It's things like this that make me hate the loverboy part of me because I genuinely can't help myself get attached to someone. You made me feel so safe and cared for at the start. And I knew when I asked the question of "will you ever get too comfortable" and you said, "that's just how it works in relationships". How do you expect to find someone who yearns? How do you expect to get that persistent, forgiving, unbreakable bond of love that you never received before? The thing that really gets me is "I never asked you to do that". What do you think a relationship is then?? You do these things not because they ask, but because you love them with everything in your heart. Avoidant. That's the real you. You pushed me away, just like you said.
"Overstimulating"
"Needy"
-Both things that you described the way that I loved, and needed love.
I don't want someone to think my overwhelming love is overstimulating.

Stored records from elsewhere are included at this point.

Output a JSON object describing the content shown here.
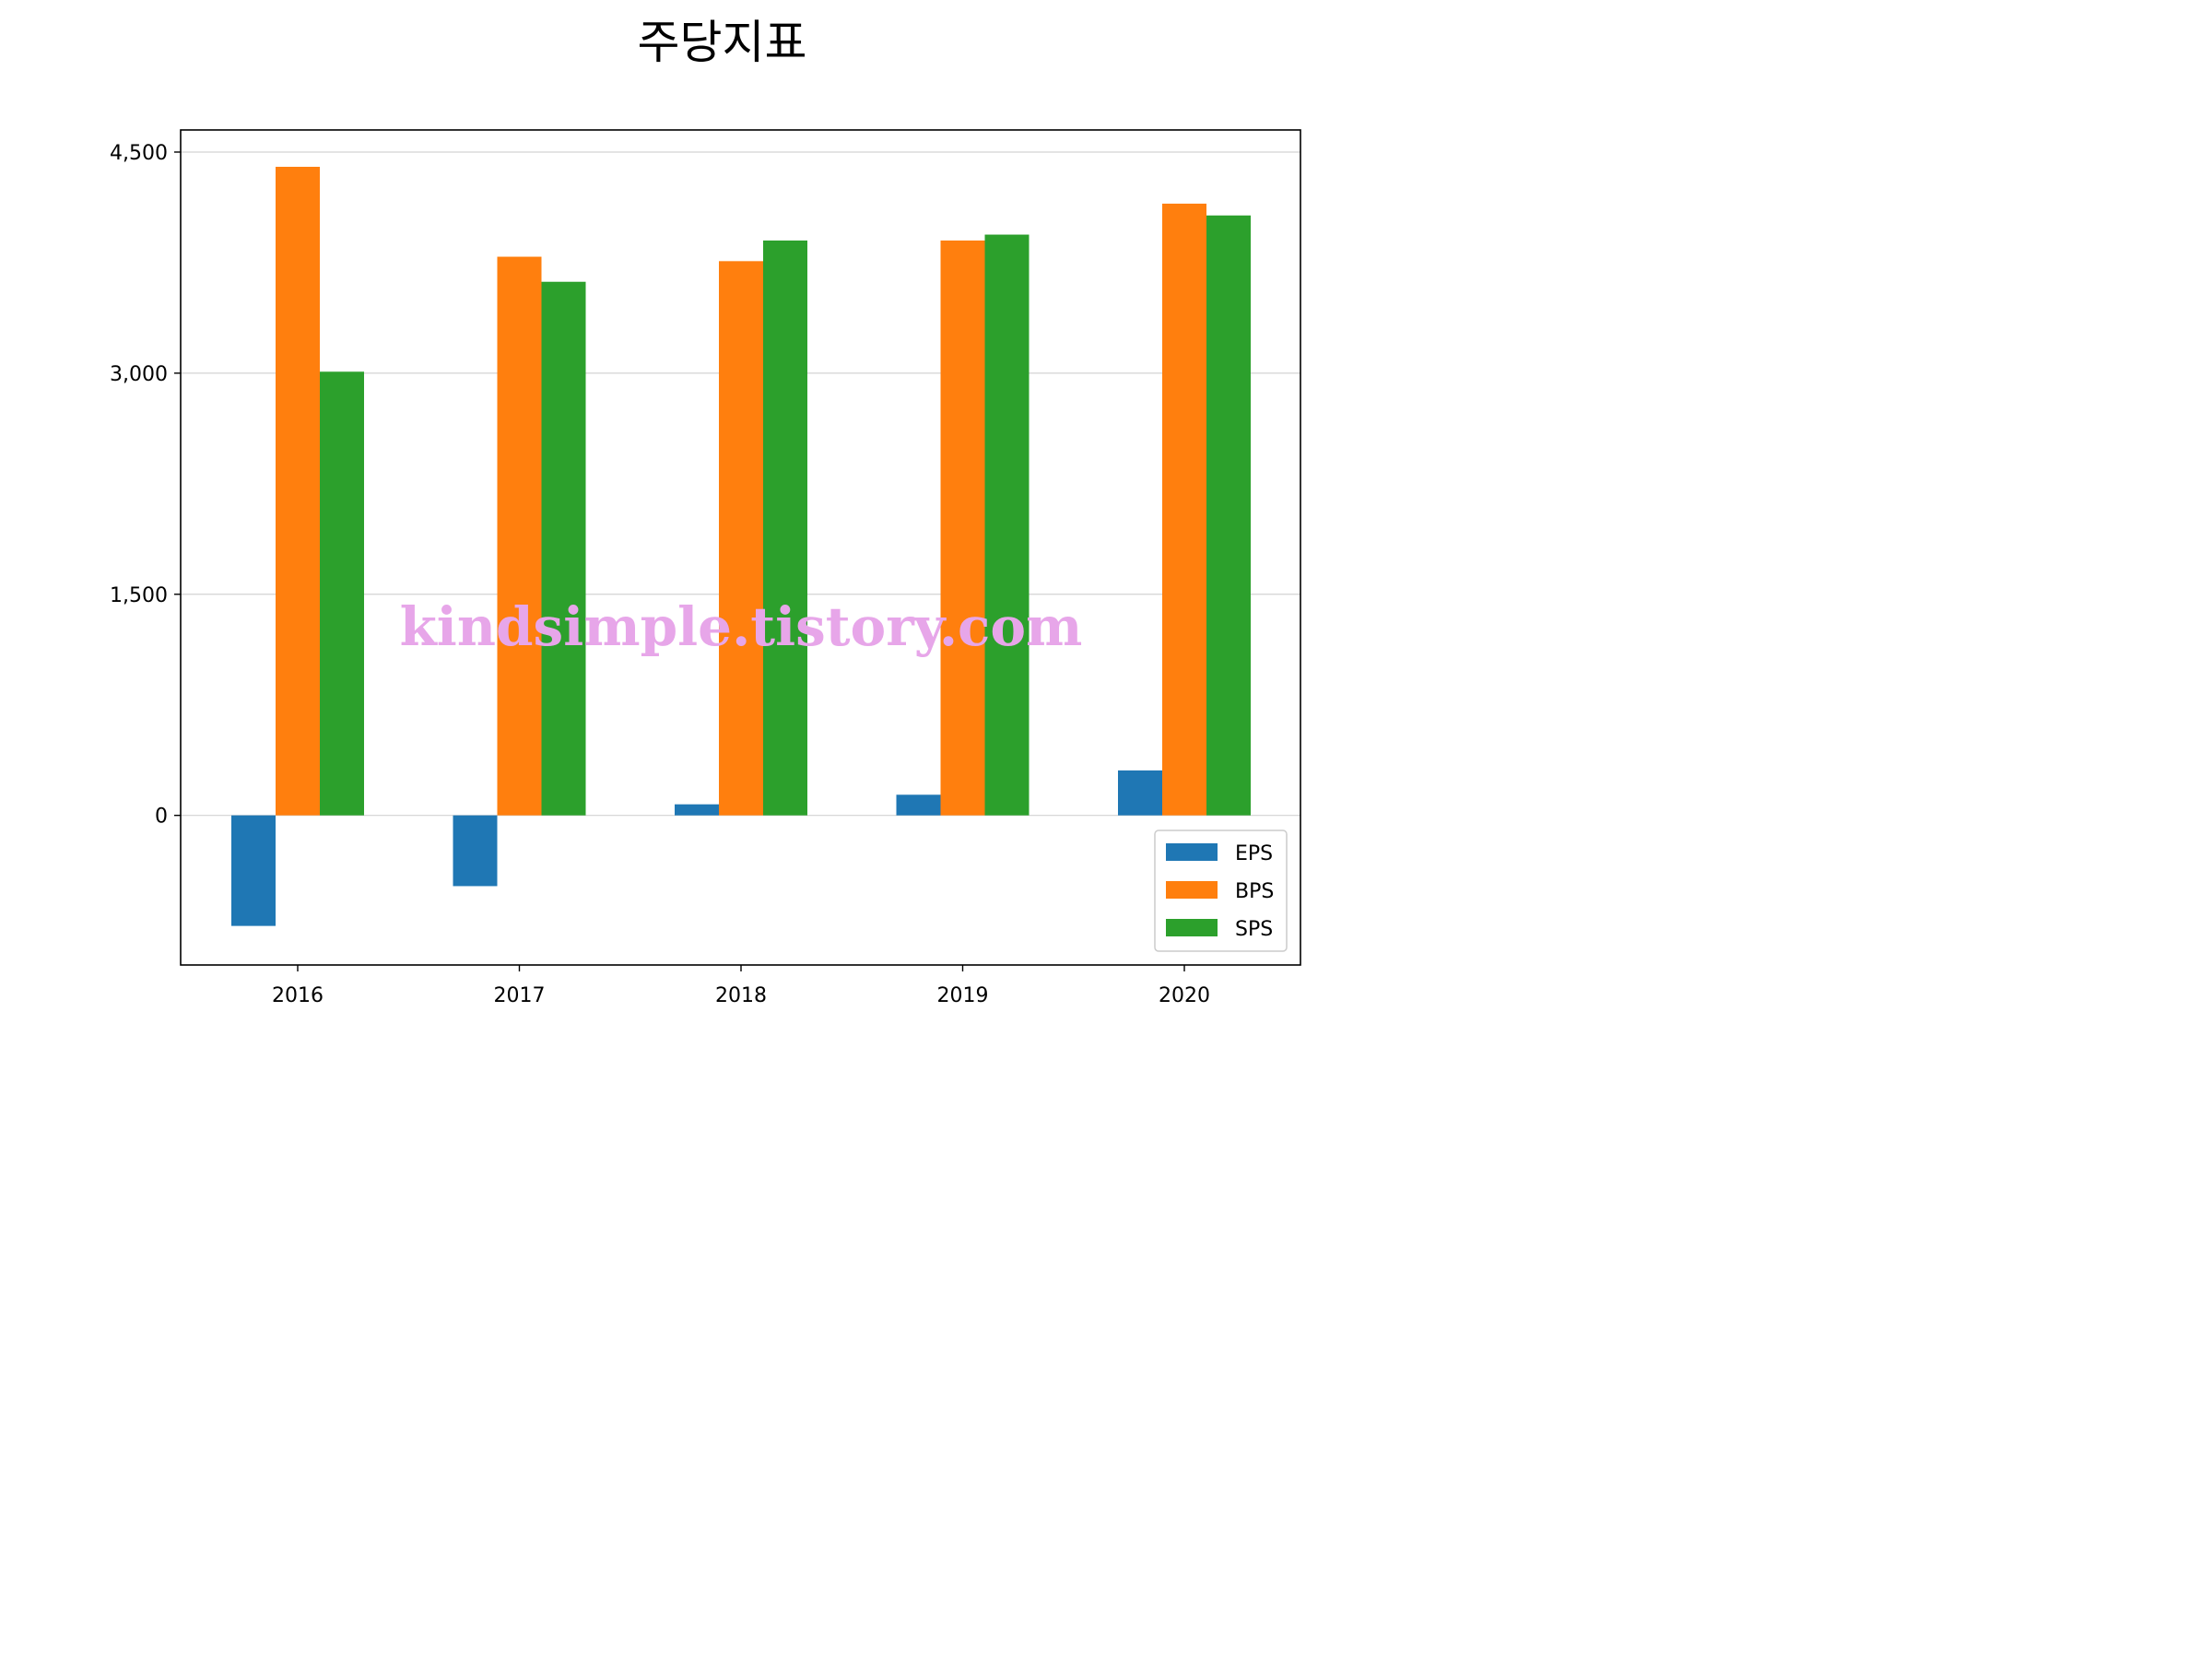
{
  "chart_data": {
    "type": "bar",
    "title": "주당지표",
    "xlabel": "",
    "ylabel": "",
    "categories": [
      "2016",
      "2017",
      "2018",
      "2019",
      "2020"
    ],
    "series": [
      {
        "name": "EPS",
        "color": "#1f77b4",
        "values": [
          -750,
          -480,
          75,
          140,
          305
        ]
      },
      {
        "name": "BPS",
        "color": "#ff7f0e",
        "values": [
          4400,
          3790,
          3760,
          3900,
          4150
        ]
      },
      {
        "name": "SPS",
        "color": "#2ca02c",
        "values": [
          3010,
          3620,
          3900,
          3940,
          4070
        ]
      }
    ],
    "yticks": [
      0,
      1500,
      3000,
      4500
    ],
    "ytick_labels": [
      "0",
      "1,500",
      "3,000",
      "4,500"
    ],
    "ylim": [
      -1015,
      4650
    ],
    "grid": "y",
    "legend": "lower-right",
    "watermark": "kindsimple.tistory.com"
  }
}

I'll never let someone make me feel like that again. That my love is "overstimulating". But once again, I put it deeper and deeper into that bag.
And I get it, I know why you're avoidant, I'm sorry you've always felt like you're the only one that could be there for yourself, a past of being overlooked, a past without tender love and care, and secure love. You got used to being independent, but the thing is- I tried to become that person that didn't overlook you, the one that gave you 100% every single time. But you were so used to being the overlooked, independent girl, who can't accept that someone can feel that way about them. And I admit my wrongs, I take accountability, no one's perfect, but through it all- I didn't change. Not once. I’m sorry for times I made you feel like you weren't enough. I’m sorry for hurting your feelings during certain instances. I didn't dive in headfirst for the first few months and slowly pull away like you. My love grew day after day, looking forward to a future that was just a hoax.
I feel manipulated by the person you once were, a side you showed me and I fell in love with- just to later be blindsided by an uninterested and avoidant version of you.